Richard Brown

No. 92, 90, 52
- Position: Linebacker

Personal information
- Born: September 21, 1965 (age 60) Western Samoa
- Listed height: 6 ft 3 in (1.91 m)
- Listed weight: 240 lb (109 kg)

Career information
- High school: Westminster (Westminster, California, U.S.)
- College: San Diego State
- NFL draft: 1987: undrafted

Career history
- Los Angeles Rams (1987; 1989); San Diego Chargers (1990); Cleveland Browns (1991–1993); Minnesota Vikings (1994–1996);

Career NFL statistics
- Tackles: 161
- Fumble recoveries: 5
- Sacks: 1.5
- Stats at Pro Football Reference

= Richard Brown (linebacker) =

Samoan gridiron football player (born 1965)

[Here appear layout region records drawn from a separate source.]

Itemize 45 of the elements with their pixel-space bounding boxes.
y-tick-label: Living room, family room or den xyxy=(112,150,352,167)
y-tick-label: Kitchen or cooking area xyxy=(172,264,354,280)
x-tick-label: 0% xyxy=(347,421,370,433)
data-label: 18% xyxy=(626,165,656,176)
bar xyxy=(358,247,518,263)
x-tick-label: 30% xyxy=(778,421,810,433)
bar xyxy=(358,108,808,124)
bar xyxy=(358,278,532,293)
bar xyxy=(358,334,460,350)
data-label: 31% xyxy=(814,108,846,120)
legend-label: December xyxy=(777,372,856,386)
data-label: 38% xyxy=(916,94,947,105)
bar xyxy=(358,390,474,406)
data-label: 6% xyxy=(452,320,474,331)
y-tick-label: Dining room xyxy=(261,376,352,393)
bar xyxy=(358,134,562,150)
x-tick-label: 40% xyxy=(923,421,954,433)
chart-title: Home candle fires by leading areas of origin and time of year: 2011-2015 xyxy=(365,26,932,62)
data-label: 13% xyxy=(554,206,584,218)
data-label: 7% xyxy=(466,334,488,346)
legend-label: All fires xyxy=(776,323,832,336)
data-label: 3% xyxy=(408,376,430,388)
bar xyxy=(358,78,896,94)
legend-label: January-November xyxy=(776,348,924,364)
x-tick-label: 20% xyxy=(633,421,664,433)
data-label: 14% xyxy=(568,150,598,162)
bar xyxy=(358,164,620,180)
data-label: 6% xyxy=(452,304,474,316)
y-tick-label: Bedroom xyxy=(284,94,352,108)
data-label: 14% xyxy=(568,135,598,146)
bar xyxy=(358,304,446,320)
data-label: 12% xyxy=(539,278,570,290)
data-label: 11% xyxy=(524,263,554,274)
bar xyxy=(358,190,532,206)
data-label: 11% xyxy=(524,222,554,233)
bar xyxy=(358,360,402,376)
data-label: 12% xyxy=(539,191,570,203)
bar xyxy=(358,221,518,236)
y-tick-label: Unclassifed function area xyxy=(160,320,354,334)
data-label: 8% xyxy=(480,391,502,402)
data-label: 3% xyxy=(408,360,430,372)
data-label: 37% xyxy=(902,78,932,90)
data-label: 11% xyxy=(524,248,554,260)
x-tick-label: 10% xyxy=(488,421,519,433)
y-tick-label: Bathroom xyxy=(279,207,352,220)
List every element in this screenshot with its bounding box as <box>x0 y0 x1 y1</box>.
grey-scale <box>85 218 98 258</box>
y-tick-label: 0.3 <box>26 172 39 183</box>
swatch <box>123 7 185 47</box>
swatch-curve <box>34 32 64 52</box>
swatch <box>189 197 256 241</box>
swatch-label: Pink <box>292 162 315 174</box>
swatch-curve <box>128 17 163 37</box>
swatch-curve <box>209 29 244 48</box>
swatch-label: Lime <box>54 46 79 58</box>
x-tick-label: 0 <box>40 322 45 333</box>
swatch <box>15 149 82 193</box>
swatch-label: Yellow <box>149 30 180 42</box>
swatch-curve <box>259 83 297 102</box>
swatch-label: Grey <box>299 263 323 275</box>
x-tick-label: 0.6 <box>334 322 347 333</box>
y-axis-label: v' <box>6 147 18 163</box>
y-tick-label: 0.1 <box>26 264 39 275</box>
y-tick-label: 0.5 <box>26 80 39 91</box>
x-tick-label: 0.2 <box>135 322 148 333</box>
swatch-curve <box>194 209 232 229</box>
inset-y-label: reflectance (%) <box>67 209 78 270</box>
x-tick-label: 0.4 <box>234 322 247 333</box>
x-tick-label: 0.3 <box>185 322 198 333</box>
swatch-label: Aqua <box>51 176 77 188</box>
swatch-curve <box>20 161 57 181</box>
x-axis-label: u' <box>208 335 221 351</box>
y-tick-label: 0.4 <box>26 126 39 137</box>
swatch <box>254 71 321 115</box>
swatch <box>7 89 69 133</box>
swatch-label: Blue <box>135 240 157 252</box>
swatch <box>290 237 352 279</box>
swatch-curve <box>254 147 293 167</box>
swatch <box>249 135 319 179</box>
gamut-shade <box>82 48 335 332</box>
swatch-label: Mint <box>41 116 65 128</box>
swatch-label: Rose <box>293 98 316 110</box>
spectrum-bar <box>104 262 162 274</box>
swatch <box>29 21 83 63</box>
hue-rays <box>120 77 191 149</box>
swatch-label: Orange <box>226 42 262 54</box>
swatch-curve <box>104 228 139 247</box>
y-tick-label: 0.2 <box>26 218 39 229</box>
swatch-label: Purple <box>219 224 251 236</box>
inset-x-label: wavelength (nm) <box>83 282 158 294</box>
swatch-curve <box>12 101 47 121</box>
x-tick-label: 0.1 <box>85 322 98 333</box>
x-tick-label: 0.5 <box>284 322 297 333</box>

Richard Solomon Brown (born September 21, 1965) is a Samoan former professional football player who was a linebacker in the National Football League (NFL).

Brown attended Westminster High School in Westminster, California and played collegiate football at San Diego State University.

Brown signed with the Los Angeles Rams in 1987 as an undrafted free agent. His nine-year career also included stints with the San Diego Chargers, Cleveland Browns, and Minnesota Vikings.

Brown is the uncle of Nephi Sewell, Noah Sewell, and Penei Sewell, all of whom play in the NFL.